Whilst he was wicketless in that spell, he tested the technique of the Indian batsmen the whole time. He was desperately unlucky not to have taken three wickets in that first spell, let alone just one. His peach to Ravi Ashwin later and in the day was just rewards for his efforts. He is still very much, even at 36, the leader of this England attack.

Stokes’ 100th Test wicket

After Curran’s game-changing spell in the morning and Anderson’s misfortune at the other end, England desperately needed a spell from Stokes to make the most of the swinging ball. Boy did he step up.

Stokes took his 100th Test wicket today

He bowled with sharp pace and prodigious swing. A handy combination.

His dismissal of Rahane came at a great time, just as he and Kohli were building a partnership whilst his wicket of Karthik, his 100th in Test cricket, was a beautiful peace of bowling, drawing the batsman forward and beating his inside edge. He was unlucky not to pick up more.

Two drops in two balls

The phrase bandied about by club cricketers everywhere of “one brings two here boys” came to fruition when Stokes took two wickets without conceding a run when the score was on 100. Not bad, you might think. Really though, it should have been “one brings four”.

With the score still on 100, Anderson drew an edge from Kohli straight into the hands of Malan at slip. Not a sitter, but you really expect those to be taken.
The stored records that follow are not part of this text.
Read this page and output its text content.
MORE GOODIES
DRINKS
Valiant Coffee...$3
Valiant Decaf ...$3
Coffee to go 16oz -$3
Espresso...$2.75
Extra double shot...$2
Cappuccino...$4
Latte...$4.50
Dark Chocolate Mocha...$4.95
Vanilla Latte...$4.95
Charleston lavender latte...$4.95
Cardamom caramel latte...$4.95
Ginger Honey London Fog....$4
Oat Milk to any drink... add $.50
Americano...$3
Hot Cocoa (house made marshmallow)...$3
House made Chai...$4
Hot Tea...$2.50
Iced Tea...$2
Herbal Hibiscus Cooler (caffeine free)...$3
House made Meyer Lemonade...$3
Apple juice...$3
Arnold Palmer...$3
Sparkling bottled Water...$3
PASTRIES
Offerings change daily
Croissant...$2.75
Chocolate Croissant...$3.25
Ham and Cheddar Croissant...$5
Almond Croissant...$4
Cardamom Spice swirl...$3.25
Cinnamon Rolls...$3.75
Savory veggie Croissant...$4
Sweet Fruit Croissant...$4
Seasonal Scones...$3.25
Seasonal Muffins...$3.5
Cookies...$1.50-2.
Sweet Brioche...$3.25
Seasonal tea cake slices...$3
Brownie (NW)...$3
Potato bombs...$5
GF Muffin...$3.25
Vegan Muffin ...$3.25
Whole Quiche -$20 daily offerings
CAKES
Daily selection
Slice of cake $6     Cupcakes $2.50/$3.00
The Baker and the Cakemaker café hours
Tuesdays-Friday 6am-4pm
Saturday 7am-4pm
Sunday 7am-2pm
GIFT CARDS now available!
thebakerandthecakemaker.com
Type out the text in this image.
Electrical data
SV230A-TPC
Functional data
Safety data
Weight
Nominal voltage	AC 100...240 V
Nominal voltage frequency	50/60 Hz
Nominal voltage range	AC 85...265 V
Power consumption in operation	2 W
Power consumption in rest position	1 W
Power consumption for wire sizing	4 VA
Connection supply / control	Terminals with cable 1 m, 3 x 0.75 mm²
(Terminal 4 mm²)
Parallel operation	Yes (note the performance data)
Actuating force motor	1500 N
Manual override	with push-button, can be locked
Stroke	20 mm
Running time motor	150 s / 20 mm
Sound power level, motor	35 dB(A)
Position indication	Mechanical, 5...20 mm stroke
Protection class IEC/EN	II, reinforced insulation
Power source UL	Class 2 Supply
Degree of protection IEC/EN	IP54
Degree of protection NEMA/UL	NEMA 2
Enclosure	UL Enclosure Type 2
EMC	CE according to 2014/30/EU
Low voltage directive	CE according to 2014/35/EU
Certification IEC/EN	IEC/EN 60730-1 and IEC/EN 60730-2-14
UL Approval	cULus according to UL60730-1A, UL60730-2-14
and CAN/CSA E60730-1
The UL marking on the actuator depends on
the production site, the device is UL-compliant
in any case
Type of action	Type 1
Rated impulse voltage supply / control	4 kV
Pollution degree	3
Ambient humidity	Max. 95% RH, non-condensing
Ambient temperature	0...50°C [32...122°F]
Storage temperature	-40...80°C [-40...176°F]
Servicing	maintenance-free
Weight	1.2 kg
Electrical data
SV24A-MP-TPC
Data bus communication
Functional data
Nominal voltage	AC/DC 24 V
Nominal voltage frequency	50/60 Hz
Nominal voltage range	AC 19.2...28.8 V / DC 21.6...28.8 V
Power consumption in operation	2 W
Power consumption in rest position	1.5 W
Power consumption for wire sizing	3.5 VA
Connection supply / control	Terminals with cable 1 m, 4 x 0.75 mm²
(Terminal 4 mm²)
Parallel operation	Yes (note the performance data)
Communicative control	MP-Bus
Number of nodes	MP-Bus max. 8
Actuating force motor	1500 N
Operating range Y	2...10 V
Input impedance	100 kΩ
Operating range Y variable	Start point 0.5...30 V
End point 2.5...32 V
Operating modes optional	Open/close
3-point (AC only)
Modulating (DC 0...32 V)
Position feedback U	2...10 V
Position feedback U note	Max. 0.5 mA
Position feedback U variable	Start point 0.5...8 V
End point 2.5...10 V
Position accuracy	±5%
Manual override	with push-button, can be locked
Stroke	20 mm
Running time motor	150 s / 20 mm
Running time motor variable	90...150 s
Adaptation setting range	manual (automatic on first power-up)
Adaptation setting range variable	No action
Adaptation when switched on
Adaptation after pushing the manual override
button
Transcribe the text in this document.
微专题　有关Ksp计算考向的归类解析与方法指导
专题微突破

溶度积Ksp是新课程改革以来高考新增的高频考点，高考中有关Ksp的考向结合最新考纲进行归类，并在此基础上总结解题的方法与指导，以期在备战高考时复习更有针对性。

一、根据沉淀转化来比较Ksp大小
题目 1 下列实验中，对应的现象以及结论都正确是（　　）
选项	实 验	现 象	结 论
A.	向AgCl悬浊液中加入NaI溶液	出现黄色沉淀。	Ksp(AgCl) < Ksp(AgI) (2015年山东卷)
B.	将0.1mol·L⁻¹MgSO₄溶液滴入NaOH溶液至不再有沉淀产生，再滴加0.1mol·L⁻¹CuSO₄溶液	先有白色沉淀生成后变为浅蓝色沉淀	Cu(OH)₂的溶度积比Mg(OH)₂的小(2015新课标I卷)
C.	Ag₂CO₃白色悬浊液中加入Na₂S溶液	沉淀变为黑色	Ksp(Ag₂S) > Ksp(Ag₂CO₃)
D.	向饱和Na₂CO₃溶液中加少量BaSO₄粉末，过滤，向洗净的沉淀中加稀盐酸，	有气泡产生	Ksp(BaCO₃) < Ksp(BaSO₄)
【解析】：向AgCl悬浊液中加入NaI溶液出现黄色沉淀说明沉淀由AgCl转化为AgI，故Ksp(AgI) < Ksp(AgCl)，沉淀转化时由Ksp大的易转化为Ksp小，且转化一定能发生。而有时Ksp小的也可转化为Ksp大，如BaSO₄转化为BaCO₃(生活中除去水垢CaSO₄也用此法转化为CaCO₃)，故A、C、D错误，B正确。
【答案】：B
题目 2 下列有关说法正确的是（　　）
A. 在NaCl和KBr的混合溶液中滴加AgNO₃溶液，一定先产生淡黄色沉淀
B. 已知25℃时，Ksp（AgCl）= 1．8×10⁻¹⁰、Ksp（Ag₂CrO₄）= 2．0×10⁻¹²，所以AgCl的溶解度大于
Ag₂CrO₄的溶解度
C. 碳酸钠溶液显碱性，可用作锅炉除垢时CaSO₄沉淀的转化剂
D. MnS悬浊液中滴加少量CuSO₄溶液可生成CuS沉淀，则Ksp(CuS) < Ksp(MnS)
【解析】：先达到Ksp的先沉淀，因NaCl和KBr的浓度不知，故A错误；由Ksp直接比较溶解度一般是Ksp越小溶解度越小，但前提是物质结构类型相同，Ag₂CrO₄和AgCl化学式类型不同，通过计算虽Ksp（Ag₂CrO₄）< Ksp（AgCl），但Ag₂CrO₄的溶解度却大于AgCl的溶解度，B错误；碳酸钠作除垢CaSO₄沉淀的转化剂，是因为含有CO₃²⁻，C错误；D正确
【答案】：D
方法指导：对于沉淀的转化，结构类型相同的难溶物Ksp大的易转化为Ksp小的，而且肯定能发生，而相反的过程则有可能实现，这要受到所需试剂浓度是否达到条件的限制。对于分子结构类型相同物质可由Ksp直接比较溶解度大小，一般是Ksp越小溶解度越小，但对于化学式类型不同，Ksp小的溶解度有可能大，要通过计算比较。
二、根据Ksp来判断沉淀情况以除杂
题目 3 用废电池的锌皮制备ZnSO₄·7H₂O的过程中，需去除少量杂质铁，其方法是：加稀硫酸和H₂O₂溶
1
Malan’s drops proved costly

The very next ball Stokes found another Indian outside edge, this time with a proper snorter of a ball. This was an easier chance, but Cook never looked catching it.

England could have had India 100/6 and Kohli back in the hut for not much. Instead, Kohli and Pandya added 50, before the former went on to make what may well prove a match-defining hundred.

Kohli’s century

Yes he should have been caught early in his innings and yes he played and missed a few times against Anderson, but who hasn’t?

Kohli battled hard for his team

His battle against Anderson was probably the highlight of the day and the fact Kohli survived for so long will encourage him. The luck he had will probably also encourage the English bowlers as this innings won’t truly dispel all the concerns people had about his ability against the swinging ball going into the series.

Still though, the way he marshalled the tail to eke out every possible run was textbook Kohli. The bloody-minded way he negotiated the England attack to keep India in this game was brilliant. A century when no other batsman passed 26 is no mean feat.

And one more…

A day that had thrown up so much drama and intrigue threw up one more twist late in the day. Ravi Ashwin, given the new ball in a daring move by Kohli, increased his psychological hold over Cook with another beauty.

Look familiar?

It was almost a carbon copy of Cook’s dismissal in the first innings as the ball pitched on middle before turning past Cook’s half-hearted prod. It also just about gave India the advantage heading into day three.